Una de esas obras en curso anuncia que se están construyendo ahí mismo 92 viviendas y 17 locales comerciales. Otras ofrecerán nuevos departamentos y una más un centro comercial nuevo, situado apenas a doscientos metros del que describí antes. Vale la pena repetir este dato: siete obras en construcción simultánea, que convocan una fila de camiones de carga, cuyas maniobras para entrar y salir toman varios minutos.

En ese kilómetro, además de los negocios ya mencionados, conviven edificios recién entregados con muchas pequeñas viviendas, casonas antiguas, condominios horizontales y ciudades perdidas que se resisten a sucumbir ante los embates de las compañías constructoras. Como secuela, el kilómetro se ha vuelto muy peligroso.

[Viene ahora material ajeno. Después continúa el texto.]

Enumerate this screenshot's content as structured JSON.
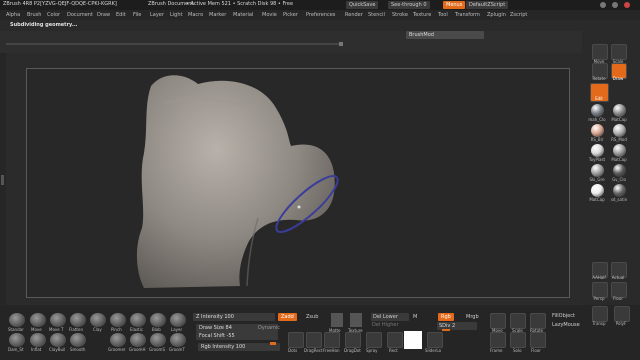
{
  "titlebar": {
    "app": "ZBrush 4R8 P2[YZVG-QEJF-QDQE-CPKI-KGRK]",
    "document": "ZBrush Document",
    "active": "• Active Mem 521 • Scratch Disk 98 • Free",
    "quicksave": "QuickSave",
    "seethrough": "See-through",
    "seethrough_value": "0",
    "menus": "Menus",
    "script": "DefaultZScript"
  },
  "menubar": {
    "items": [
      "Alpha",
      "Brush",
      "Color",
      "Document",
      "Draw",
      "Edit",
      "File",
      "Layer",
      "Light",
      "Macro",
      "Marker",
      "Material",
      "Movie",
      "Picker",
      "Preferences",
      "Render",
      "Stencil",
      "Stroke",
      "Texture",
      "Tool",
      "Transform",
      "Zplugin",
      "Zscript"
    ]
  },
  "status": {
    "message": "Subdividing geometry...",
    "brush_label": "BrushMod"
  },
  "right_shelf": {
    "buttons": [
      "Move",
      "Scale",
      "Rotate",
      "Draw",
      "Edit"
    ],
    "materials": [
      {
        "name": "mah_Clo",
        "color": "#7a7f86"
      },
      {
        "name": "MatCap",
        "color": "#8c8c8c"
      },
      {
        "name": "RS_Bir",
        "color": "#d9a592"
      },
      {
        "name": "RS_Mod",
        "color": "#b0b0b0"
      },
      {
        "name": "ToyPlast",
        "color": "#d8d8d8"
      },
      {
        "name": "MatCap",
        "color": "#9c9c9c"
      },
      {
        "name": "Ski_Gre",
        "color": "#a0a0a0"
      },
      {
        "name": "Gv_Clo",
        "color": "#5a5a5a"
      },
      {
        "name": "MatCap",
        "color": "#eeeeee"
      },
      {
        "name": "sd_satin",
        "color": "#666666"
      }
    ],
    "lower": [
      "AAHalf",
      "Actual",
      "Persp",
      "Floor",
      "Local",
      "Frame",
      "Move",
      "Scale",
      "Rotate",
      "Transp",
      "Solo",
      "Xpose",
      "PolyF"
    ]
  },
  "bottom": {
    "brushes": [
      "Standar",
      "Move",
      "Move T",
      "Flatten",
      "Clay",
      "Pinch",
      "Elastic",
      "Blob",
      "Layer",
      "Dam_St",
      "Inflat",
      "ClayBuil",
      "Smooth",
      "Groomer",
      "GroomH",
      "GroomS",
      "GroomT"
    ],
    "zintensity_label": "Z Intensity",
    "zintensity": "100",
    "zadd": "Zadd",
    "zsub": "Zsub",
    "draw_size_label": "Draw Size",
    "draw_size": "84",
    "dynamic": "Dynamic",
    "focal_shift_label": "Focal Shift",
    "focal_shift": "-55",
    "rgb_intensity_label": "Rgb Intensity",
    "rgb_intensity": "100",
    "mrgb": "Mrgb",
    "rgb": "Rgb",
    "m": "M",
    "del_lower": "Del Lower",
    "del_higher": "Del Higher",
    "sdiv_label": "SDiv",
    "sdiv": "2",
    "fill_object": "FillObject",
    "lazy_mouse": "LazyMouse",
    "tools": [
      "Dots",
      "DragRect",
      "FreeHan",
      "DragDot",
      "Spray",
      "Rect",
      "",
      "SliderLo"
    ],
    "swatches": [
      "Matte",
      "Texture"
    ]
  }
}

Primero, porque ante la ausencia y discontinuidad de banquetas, la gente debe transitar varias veces por el arroyo vehicular con el evidente riesgo de ser atropellada; y segundo, porque al menos una vez por semana –no exagero—hay escenas de violencia callejera anunciadas por las sirenas de las patrullas y los gritos de transeúntes, especialmente al caer la noche. Sin embargo, la ausencia de policías –preventivos o encargados del tránsito—es especialmente notoria.

No encuentro ninguna racionalidad que explique las decisiones tomadas para promover esa locura urbana, excepto la teoría del caos, la negligencia o la corrupción. Pero, para ser franco, tampoco observo grandes diferencias entre ese kilómetro y muchos otros que recorren nuestro país, como metáforas diáfanas de nuestras desdichas.